News Release
Last modified: Monday, March 7, 2011
IU School of Education graduate student awarded prestigious Wells Fellowship
FOR IMMEDIATE RELEASE
March 7, 2011
BLOOMINGTON, Ind. -- The Indiana University Graduate School has awarded Julie Frye, PhD student in Curriculum and Instruction at the IU School of Education, with the 2011-12 Wells Graduate Fellowship.
The fellowship is an award provided for by the estate of longtime IU president and University Chancellor Herman B Wells. The $33,000 award goes to a doctoral or M.F.A student who demonstrates the qualities of Chancellor Wells: leadership abilities, academic excellence, character, social consciousness, and generosity of spirit.
Frye has exhibited those qualities through her work as a school librarian, a university instructor, and a graduate student. In 2003, shortly after the latest in a series of religious wars that killed more than 1,200 in Kaduna, Nigeria, Frye traveled alone to the city to help rebuild the destroyed library. In her first semester as a public school librarian, she opposed and stopped the removal of a book from the shelves that one teacher and a principal deemed "offensive." During her master's work (MS'02 from the IU School of Library and Information Science in Indianapolis), she created a curriculum designed to engage disinterested readers that incorporated snorkeling and rock-climbing and resulted in the assigned books flying off the shelves.
"Julie Frye is a one-woman stimulus package when it comes to her leadership style," wrote Mary Nine, social studies teacher and department leader at Edgewood Intermediate School in Indianapolis, in her recommendation letter. "She lifted up her teaching colleagues and challenged them to learn new skills, try new initiatives and transform student learning."

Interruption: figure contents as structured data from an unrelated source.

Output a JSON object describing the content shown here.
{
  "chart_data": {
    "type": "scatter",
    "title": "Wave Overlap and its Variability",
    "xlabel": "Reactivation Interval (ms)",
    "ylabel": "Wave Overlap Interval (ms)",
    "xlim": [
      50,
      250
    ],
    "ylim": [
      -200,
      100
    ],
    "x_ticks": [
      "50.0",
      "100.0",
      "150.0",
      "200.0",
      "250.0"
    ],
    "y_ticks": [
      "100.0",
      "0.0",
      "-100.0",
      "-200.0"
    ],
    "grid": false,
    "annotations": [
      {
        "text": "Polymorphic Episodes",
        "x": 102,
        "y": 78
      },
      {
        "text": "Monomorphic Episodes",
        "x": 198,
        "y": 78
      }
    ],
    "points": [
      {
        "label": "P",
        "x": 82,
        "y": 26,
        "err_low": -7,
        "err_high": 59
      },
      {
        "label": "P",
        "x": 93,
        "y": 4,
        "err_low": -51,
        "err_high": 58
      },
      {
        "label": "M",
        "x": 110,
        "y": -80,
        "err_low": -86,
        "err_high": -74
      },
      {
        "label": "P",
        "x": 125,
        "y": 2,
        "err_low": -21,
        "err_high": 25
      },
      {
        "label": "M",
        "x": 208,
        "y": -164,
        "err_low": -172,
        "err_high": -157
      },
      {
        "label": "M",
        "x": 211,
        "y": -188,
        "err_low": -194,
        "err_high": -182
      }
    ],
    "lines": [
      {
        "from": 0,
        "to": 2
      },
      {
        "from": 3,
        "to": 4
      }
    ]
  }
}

The chair of the Department of Curriculum and Instruction wrote in his recommendation that Frye's journey to a war-torn part of Nigeria embodied Wells' call for students to devote themselves to institutions worthy of their best. "Julie, in her usual tenacious and passionate way, chose to be the first international volunteer to help reestablish a library in Kaduna," wrote Jesse Goodman. "Only someone with Julie's strong character and devotion to social justice would have the courage and resolve to be involved in such a project."

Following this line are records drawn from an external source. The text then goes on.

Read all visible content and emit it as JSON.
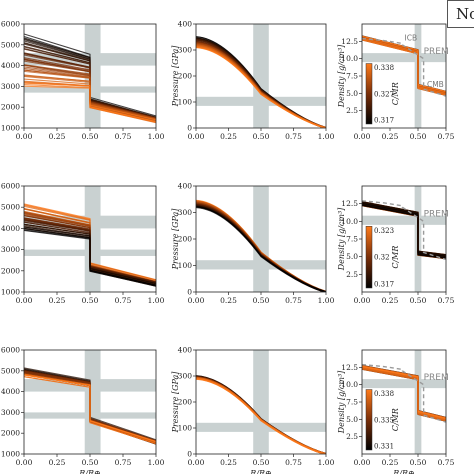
{
  "legend": {
    "label": "Nor"
  },
  "colors": {
    "band": "#c9d1d1",
    "dark": "#000000",
    "mid": "#7a2e08",
    "bright": "#ff7a1a",
    "dash": "#9a9a9a"
  },
  "chart_data": [
    {
      "id": "r1-temp",
      "type": "line",
      "xlabel": "",
      "ylabel": "",
      "xlim": [
        0,
        1
      ],
      "ylim": [
        1000,
        6000
      ],
      "xticks": [
        "0.00",
        "0.25",
        "0.50",
        "0.75",
        "1.00"
      ],
      "yticks": [
        "1000",
        "2000",
        "3000",
        "4000",
        "5000",
        "6000"
      ],
      "series": [
        {
          "x": [
            0,
            0.5,
            0.5,
            1
          ],
          "y": [
            5500,
            4500,
            2400,
            1500
          ]
        },
        {
          "x": [
            0,
            0.5,
            0.5,
            1
          ],
          "y": [
            3000,
            2900,
            2000,
            1300
          ]
        }
      ]
    },
    {
      "id": "r1-pres",
      "type": "line",
      "xlabel": "",
      "ylabel": "Pressure [GPa]",
      "xlim": [
        0,
        1
      ],
      "ylim": [
        0,
        400
      ],
      "xticks": [
        "0.00",
        "0.25",
        "0.50",
        "0.75",
        "1.00"
      ],
      "yticks": [
        "0",
        "100",
        "200",
        "300",
        "400"
      ],
      "series": [
        {
          "x": [
            0,
            0.5,
            1
          ],
          "y": [
            350,
            150,
            0
          ]
        },
        {
          "x": [
            0,
            0.5,
            1
          ],
          "y": [
            310,
            130,
            0
          ]
        }
      ]
    },
    {
      "id": "r1-dens",
      "type": "line",
      "xlabel": "",
      "ylabel": "Density [g/cm³]",
      "xlim": [
        0,
        0.75
      ],
      "ylim": [
        0,
        15
      ],
      "xticks": [
        "0.00",
        "0.25",
        "0.50",
        "0.75"
      ],
      "yticks": [
        "2.5",
        "5.0",
        "7.5",
        "10.0",
        "12.5"
      ],
      "colorbar": {
        "label": "C/MR",
        "ticks": [
          "0.338",
          "0.327",
          "0.317"
        ]
      },
      "annotations": [
        "ICB",
        "PREM",
        "CMB"
      ],
      "series": [
        {
          "x": [
            0,
            0.5,
            0.5,
            0.75
          ],
          "y": [
            13,
            11,
            6,
            5
          ]
        }
      ]
    },
    {
      "id": "r2-temp",
      "type": "line",
      "xlabel": "",
      "ylabel": "",
      "xlim": [
        0,
        1
      ],
      "ylim": [
        1000,
        6000
      ],
      "xticks": [
        "0.00",
        "0.25",
        "0.50",
        "0.75",
        "1.00"
      ],
      "yticks": [
        "1000",
        "2000",
        "3000",
        "4000",
        "5000",
        "6000"
      ],
      "series": [
        {
          "x": [
            0,
            0.5,
            0.5,
            1
          ],
          "y": [
            5100,
            4400,
            2300,
            1500
          ]
        },
        {
          "x": [
            0,
            0.5,
            0.5,
            1
          ],
          "y": [
            3900,
            3500,
            2000,
            1300
          ]
        }
      ]
    },
    {
      "id": "r2-pres",
      "type": "line",
      "xlabel": "",
      "ylabel": "Pressure [GPa]",
      "xlim": [
        0,
        1
      ],
      "ylim": [
        0,
        400
      ],
      "xticks": [
        "0.00",
        "0.25",
        "0.50",
        "0.75",
        "1.00"
      ],
      "yticks": [
        "0",
        "100",
        "200",
        "300",
        "400"
      ],
      "series": [
        {
          "x": [
            0,
            0.5,
            1
          ],
          "y": [
            345,
            150,
            0
          ]
        },
        {
          "x": [
            0,
            0.5,
            1
          ],
          "y": [
            320,
            135,
            0
          ]
        }
      ]
    },
    {
      "id": "r2-dens",
      "type": "line",
      "xlabel": "",
      "ylabel": "Density [g/cm³]",
      "xlim": [
        0,
        0.75
      ],
      "ylim": [
        0,
        15
      ],
      "xticks": [
        "0.00",
        "0.25",
        "0.50",
        "0.75"
      ],
      "yticks": [
        "2.5",
        "5.0",
        "7.5",
        "10.0",
        "12.5"
      ],
      "colorbar": {
        "label": "C/MR",
        "ticks": [
          "0.323",
          "0.32",
          "0.317"
        ]
      },
      "annotations": [
        "PREM"
      ],
      "series": [
        {
          "x": [
            0,
            0.5,
            0.5,
            0.75
          ],
          "y": [
            12.5,
            11,
            5.5,
            5
          ]
        }
      ]
    },
    {
      "id": "r3-temp",
      "type": "line",
      "xlabel": "R/R⊕",
      "ylabel": "",
      "xlim": [
        0,
        1
      ],
      "ylim": [
        1000,
        6000
      ],
      "xticks": [
        "0.00",
        "0.25",
        "0.50",
        "0.75",
        "1.00"
      ],
      "yticks": [
        "1000",
        "2000",
        "3000",
        "4000",
        "5000",
        "6000"
      ],
      "series": [
        {
          "x": [
            0,
            0.5,
            0.5,
            1
          ],
          "y": [
            5100,
            4500,
            2700,
            1600
          ]
        },
        {
          "x": [
            0,
            0.5,
            0.5,
            1
          ],
          "y": [
            4700,
            4200,
            2500,
            1500
          ]
        }
      ]
    },
    {
      "id": "r3-pres",
      "type": "line",
      "xlabel": "R/R⊕",
      "ylabel": "Pressure [GPa]",
      "xlim": [
        0,
        1
      ],
      "ylim": [
        0,
        400
      ],
      "xticks": [
        "0.00",
        "0.25",
        "0.50",
        "0.75",
        "1.00"
      ],
      "yticks": [
        "0",
        "100",
        "200",
        "300",
        "400"
      ],
      "series": [
        {
          "x": [
            0,
            0.5,
            1
          ],
          "y": [
            300,
            135,
            0
          ]
        },
        {
          "x": [
            0,
            0.5,
            1
          ],
          "y": [
            290,
            130,
            0
          ]
        }
      ]
    },
    {
      "id": "r3-dens",
      "type": "line",
      "xlabel": "R/R⊕",
      "ylabel": "Density [g/cm³]",
      "xlim": [
        0,
        0.75
      ],
      "ylim": [
        0,
        15
      ],
      "xticks": [
        "0.00",
        "0.25",
        "0.50",
        "0.75"
      ],
      "yticks": [
        "2.5",
        "5.0",
        "7.5",
        "10.0",
        "12.5"
      ],
      "colorbar": {
        "label": "C/MR",
        "ticks": [
          "0.338",
          "0.335",
          "0.331"
        ]
      },
      "annotations": [
        "PREM"
      ],
      "series": [
        {
          "x": [
            0,
            0.5,
            0.5,
            0.75
          ],
          "y": [
            12.5,
            11,
            6,
            5
          ]
        }
      ]
    }
  ]
}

Frye has served as a visiting lecturer at IUPUI for the School of Library and Information Science, the School of Liberal Arts, and University College since 2000, and has impressed faculty and students alike. "Julie has been a true beacon of brilliant light in our first-year seminar program," wrote David Sabol, academic coordinator for Learning Communities for University College. Sabol added that Frye's work produced some of the most amazing results he had ever seen from entering students. "Julie's positive energy and competence is readily sensed by students," he said.
The award will go toward helping Frye complete her dissertation. She intends to focus on the professional socialization of new school librarians. "I'm generally interested in what's happening in schools," Frye said. "As an instructor in the School of Library and Information Science, I'm always thinking about how we can prepare our students for the school environment. So that genuine curiosity and the desire to help those first few years to not be so rocky in the transition process -- that's what has led me to the topic."

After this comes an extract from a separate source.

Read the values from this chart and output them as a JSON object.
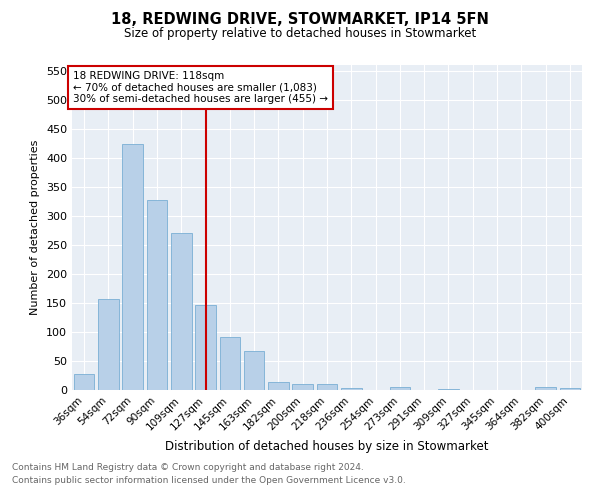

Frye becomes the third recipient of the Wells Fellowship with ties to the School of Education in the last three years. Oren Pizmony-Levy, a PhD double major in education policy studies and sociology was awarded the Wells Fellowship for 2010-11; Payal Shaw, comparative education PhD candidate, earned the award in 2009-10. Frye earned her undergraduate degree in secondary English from the IU School of Education in 2000.
"It is because of students like these that the School of Education enjoys such a wonderful national and international reputation," said Gerardo Gonzalez, dean of the School. "No wonder we are ranked among the best graduate schools of education in the world."
Frye said the award has made her think back on a chance conversation she had with Chancellor Wells' retired secretary who raved about Wells' attributes. "And I thought, I need to know more about this man," Frye said. "I really connected to his story because of his advocacy for libraries and for intellectual freedom. I feel like it's just such a great honor to be named the recipient of this fellowship."